Neural models are able to consistently label text adequacy but they are not able to explain their decision. The transformer architecture underlying most state-of-the-art models makes it almost impossible for users to understand how information is being processed and evaluated. This is problematic when a human professional makes decisions based on the model outcome (e.g., as a gatekeeper for information). As a remedy, interpretability methods using, for example, attention patterns (Vig, 2019), gradient-based saliency (Li et al., 2016), subset erasure (de Cao et al., 2020), surrogate models (Ribeiro et al., 2016), or influence functions (Koh and Liang, 2016) are being developed to provide post-hoc explanations for the model computations. Their applicability to language input and in particular to longer texts is currently an open research question.
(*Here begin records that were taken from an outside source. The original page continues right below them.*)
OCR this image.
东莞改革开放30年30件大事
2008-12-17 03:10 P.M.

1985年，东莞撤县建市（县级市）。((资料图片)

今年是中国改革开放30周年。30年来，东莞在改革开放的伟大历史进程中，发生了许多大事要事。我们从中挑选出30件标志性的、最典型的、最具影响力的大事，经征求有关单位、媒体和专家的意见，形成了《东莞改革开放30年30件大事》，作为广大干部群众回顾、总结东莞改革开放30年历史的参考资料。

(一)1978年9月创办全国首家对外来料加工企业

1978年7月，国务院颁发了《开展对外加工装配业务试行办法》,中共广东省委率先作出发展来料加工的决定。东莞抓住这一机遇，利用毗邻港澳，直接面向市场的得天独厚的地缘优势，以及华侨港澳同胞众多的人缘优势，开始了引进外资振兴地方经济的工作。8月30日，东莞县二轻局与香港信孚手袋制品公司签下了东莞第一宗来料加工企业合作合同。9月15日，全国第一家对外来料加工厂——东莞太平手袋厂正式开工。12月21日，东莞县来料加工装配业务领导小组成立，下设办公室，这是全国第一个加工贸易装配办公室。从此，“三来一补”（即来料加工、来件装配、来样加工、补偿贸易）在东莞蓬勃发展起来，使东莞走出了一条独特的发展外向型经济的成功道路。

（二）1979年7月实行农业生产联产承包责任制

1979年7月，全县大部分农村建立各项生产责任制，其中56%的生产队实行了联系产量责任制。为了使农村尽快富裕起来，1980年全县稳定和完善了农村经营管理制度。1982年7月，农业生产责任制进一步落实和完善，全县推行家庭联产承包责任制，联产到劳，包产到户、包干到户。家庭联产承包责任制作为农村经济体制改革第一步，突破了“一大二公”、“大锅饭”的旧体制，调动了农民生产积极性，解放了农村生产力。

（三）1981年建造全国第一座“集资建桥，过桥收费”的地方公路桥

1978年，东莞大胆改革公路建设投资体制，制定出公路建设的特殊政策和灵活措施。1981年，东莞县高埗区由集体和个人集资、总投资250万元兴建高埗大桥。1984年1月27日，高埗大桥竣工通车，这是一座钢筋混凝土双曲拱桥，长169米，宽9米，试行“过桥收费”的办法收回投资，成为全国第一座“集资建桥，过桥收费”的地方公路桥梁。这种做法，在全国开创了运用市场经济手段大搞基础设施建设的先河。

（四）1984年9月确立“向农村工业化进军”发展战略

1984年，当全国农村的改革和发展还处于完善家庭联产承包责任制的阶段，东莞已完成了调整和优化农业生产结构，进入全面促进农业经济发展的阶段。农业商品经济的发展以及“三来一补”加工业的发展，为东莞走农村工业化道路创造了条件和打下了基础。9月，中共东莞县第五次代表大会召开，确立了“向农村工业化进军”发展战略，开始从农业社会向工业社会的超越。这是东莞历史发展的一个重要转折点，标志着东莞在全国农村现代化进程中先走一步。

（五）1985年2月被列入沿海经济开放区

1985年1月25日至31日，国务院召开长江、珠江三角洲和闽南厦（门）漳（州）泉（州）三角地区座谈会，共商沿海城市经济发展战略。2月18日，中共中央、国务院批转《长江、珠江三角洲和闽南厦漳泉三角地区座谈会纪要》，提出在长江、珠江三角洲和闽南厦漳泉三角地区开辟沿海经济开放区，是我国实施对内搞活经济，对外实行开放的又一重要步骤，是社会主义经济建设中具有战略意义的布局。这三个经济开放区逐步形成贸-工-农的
With our project we aim to contribute to the growing field of model interpretability for responsible and reliable AI and better understand the linguistic factors underlying text adequacy classification. This project is novel in the following ways:
- Most of the interpretability metrics can only be used to examine token-level phenomena on small input snippets for tasks such as sentiment analysis. We explore how interpretability metrics can be adapted to capture inter-sentential relations in longer texts.
- Computational linguists have developed a rich inventory of semantic and stylistic methods to represent the interplay of different factors for text adequacy. We analyze to which extent neural models account for similar knowledge as linguistically motivated models when determining text adequacy and how this is captured by interpretability metrics.